Les prix du pétrole ont maintenu leur trajectoire haussière mercredi, les tensions croissantes au Moyen-Orient ayant accentué les craintes d'approvisionnement liées aux perturbations des expéditions par le détroit d'Ormuz et aux exportations dans la région.

Le baril de Brent, référence internationale, s'échangeait à 83,14 dollars à 10h00 heure locale (07h00 GMT), en hausse de 3,4% par rapport à la clôture précédente de 80,37 dollars.

Le baril de West Texas Intermediate (WTI), référence américaine, progressait de 3,5% à 76,17 dollars, contre 73,58 dollars lors de la session précédente.

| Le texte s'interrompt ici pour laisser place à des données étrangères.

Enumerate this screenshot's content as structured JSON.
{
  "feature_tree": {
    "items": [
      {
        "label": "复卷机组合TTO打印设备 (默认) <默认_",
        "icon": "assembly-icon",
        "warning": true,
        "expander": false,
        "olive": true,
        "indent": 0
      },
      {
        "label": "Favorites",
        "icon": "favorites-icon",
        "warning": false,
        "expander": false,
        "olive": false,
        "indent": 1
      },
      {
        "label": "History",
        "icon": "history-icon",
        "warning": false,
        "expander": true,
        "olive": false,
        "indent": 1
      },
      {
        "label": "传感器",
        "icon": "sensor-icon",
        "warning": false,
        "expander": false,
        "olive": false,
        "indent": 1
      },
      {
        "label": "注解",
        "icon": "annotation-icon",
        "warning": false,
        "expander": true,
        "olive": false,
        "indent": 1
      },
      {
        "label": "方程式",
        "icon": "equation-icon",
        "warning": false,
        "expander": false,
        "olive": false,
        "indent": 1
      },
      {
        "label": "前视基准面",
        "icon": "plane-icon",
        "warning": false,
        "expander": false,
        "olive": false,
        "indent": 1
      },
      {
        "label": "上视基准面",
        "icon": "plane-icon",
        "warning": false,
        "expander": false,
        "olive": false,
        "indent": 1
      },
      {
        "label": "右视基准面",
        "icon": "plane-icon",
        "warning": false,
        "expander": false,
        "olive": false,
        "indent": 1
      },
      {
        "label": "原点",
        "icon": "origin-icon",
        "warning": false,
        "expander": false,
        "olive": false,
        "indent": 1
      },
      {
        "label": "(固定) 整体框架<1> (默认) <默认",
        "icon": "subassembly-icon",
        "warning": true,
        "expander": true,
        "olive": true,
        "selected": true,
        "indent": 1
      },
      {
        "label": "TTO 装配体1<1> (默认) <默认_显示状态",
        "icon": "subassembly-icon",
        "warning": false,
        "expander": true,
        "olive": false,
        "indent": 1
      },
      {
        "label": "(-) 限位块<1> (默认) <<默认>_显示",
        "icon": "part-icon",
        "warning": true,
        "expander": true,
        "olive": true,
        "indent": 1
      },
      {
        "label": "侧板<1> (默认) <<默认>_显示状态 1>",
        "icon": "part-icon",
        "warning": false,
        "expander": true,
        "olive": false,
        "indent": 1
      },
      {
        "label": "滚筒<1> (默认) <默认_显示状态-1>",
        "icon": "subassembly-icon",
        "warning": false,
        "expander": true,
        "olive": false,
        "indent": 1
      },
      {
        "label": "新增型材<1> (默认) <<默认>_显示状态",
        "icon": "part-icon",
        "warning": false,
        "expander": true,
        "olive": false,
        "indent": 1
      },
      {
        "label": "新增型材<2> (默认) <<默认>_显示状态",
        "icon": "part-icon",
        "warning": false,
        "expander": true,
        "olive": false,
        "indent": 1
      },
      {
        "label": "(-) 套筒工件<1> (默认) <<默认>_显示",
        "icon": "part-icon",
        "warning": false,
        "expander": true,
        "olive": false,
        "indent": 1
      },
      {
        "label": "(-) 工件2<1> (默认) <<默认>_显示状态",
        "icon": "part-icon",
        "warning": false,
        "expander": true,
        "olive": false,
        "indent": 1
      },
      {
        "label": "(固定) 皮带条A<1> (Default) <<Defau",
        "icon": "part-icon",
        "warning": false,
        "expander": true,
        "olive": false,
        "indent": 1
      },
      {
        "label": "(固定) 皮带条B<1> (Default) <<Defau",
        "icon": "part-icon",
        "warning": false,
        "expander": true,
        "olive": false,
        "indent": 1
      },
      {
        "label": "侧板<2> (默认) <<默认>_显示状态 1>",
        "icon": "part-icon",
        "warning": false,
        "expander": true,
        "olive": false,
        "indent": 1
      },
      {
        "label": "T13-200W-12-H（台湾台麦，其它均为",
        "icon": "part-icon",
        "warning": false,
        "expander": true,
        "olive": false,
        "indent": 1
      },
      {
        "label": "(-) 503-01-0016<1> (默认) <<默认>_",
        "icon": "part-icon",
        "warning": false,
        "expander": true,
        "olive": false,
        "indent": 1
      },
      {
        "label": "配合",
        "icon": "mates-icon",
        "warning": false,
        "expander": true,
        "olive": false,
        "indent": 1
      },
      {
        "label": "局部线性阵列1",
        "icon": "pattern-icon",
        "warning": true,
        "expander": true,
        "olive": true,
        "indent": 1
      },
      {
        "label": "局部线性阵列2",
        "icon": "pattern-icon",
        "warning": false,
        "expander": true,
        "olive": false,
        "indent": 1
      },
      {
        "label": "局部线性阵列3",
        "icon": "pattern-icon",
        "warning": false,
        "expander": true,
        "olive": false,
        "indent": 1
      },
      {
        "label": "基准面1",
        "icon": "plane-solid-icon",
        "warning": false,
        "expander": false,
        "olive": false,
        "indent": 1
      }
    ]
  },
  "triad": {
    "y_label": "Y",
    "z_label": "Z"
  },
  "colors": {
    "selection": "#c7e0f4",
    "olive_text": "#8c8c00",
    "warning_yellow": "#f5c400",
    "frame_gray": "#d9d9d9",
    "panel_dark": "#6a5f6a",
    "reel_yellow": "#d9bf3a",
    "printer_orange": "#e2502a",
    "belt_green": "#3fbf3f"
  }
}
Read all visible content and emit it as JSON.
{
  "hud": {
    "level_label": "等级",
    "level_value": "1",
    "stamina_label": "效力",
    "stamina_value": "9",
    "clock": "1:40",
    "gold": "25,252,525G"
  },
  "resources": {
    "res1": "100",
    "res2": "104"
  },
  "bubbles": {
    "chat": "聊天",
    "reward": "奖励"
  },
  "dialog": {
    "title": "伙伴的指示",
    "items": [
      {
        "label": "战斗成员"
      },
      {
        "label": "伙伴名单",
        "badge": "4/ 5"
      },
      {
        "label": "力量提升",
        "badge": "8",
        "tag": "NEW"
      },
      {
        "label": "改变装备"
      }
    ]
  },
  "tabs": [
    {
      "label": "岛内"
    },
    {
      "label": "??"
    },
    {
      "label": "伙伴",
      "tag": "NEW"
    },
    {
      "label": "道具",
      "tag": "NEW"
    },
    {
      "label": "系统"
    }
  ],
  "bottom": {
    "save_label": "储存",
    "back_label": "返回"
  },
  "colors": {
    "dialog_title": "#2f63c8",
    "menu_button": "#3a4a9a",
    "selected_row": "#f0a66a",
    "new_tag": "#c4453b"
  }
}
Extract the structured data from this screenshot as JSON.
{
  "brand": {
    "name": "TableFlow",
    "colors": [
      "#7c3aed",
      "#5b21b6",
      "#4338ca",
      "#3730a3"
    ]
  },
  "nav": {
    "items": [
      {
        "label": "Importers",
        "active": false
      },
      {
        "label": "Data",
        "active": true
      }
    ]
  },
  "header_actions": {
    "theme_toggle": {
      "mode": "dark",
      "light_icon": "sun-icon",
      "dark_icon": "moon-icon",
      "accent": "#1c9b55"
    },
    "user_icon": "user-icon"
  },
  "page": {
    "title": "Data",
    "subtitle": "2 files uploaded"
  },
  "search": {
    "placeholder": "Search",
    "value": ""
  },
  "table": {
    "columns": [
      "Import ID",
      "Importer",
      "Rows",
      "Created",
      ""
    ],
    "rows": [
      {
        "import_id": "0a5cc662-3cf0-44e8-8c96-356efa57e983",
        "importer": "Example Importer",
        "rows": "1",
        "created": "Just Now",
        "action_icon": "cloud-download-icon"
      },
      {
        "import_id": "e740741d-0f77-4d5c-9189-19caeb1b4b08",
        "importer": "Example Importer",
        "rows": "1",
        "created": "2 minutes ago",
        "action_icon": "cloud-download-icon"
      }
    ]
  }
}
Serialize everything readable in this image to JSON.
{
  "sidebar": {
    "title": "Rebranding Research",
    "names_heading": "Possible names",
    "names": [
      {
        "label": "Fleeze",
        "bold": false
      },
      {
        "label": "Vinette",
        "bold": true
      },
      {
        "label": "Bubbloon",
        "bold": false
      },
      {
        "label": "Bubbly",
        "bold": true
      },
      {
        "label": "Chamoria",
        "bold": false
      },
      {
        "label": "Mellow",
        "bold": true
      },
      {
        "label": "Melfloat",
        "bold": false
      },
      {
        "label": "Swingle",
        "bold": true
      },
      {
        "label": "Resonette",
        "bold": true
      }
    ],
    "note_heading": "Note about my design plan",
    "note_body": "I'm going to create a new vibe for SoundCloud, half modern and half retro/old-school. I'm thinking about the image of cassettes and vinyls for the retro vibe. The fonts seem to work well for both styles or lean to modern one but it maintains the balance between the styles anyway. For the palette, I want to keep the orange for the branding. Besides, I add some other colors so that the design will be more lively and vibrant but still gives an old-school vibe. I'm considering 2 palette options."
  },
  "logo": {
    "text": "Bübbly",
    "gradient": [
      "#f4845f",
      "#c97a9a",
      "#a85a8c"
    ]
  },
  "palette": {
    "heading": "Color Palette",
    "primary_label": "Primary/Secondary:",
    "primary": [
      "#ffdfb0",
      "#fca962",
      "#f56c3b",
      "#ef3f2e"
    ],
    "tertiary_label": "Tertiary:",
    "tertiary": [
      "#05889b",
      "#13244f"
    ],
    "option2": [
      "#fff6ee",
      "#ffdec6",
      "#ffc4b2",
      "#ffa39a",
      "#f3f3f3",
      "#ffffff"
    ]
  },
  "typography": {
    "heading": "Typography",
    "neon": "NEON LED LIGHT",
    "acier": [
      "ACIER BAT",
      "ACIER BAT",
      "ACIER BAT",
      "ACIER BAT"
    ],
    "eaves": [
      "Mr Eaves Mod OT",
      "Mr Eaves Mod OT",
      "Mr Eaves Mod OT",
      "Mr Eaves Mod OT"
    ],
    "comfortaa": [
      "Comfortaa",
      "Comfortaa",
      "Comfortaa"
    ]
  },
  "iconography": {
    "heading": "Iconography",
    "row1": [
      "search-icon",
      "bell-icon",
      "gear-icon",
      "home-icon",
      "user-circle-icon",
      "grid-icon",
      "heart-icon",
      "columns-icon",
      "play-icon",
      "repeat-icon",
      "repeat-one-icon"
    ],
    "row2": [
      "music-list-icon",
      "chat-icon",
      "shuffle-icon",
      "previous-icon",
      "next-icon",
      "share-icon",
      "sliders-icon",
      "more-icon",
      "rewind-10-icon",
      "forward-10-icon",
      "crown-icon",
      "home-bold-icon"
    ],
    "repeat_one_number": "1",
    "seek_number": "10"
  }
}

Après que les États-Unis et Israël ont lancé des attaques contre l'Iran le 28 février, malgré les négociations en cours entre Téhéran et Washington, le général de brigade Ebrahim Jabbari, conseiller du commandant en chef des Gardiens de la révolution iraniens, a déclaré tard le 2 mars que les navires ne seraient pas autorisés à transiter par le détroit d'Ormuz, avertissant que tout navire tentant de le traverser serait pris pour cible.

Implication de la Marine américaine

Cette déclaration, qui concerne un détroit par lequel transite environ un quart du commerce pétrolier mondial, a ravivé les craintes sur l'approvisionnement énergétique mondial et provoqué de vives turbulences sur les marchés.

Le ministère irakien du Pétrole a également annoncé lundi avoir décidé de suspendre la production pétrolière dans le champ de Rumaila à Bassora, à la suite de la décision iranienne de fermer le détroit d'Ormuz.

Par ailleurs, le président américain Donald Trump a déclaré avoir donné des instructions pour que des assurances contre les risques politiques et des garanties soient fournies à un coût raisonnable afin d'assurer la sécurité financière de l'ensemble du commerce maritime transitant par le Golfe, en particulier les expéditions d'énergie.

Il a ajouté que la Marine américaine pourrait commencer à escorter les pétroliers transitant par le détroit d'Ormuz si nécessaire.

Inflation

Les marchés se concentrent également sur les craintes que le conflit au Moyen-Orient puisse peser sur le commerce mondial et raviver les pressions inflationnistes.

Les analystes avertissent que la hausse des prix de l'énergie pourrait alimenter l'inflation et compliquer davantage les décisions de politique monétaire de la Réserve fédérale américaine (Fed), qui est restée prudente face aux hausses de prix découlant des droits de douane.

Le président de la Fed de Minneapolis, Neel Kashkari, a indiqué qu'il était trop tôt pour évaluer l'impact du conflit sur l'inflation, tandis que le président de la Fed de New York, John Williams, a noté que des baisses de taux supplémentaires pourraient être envisagées si l'inflation continue de se modérer.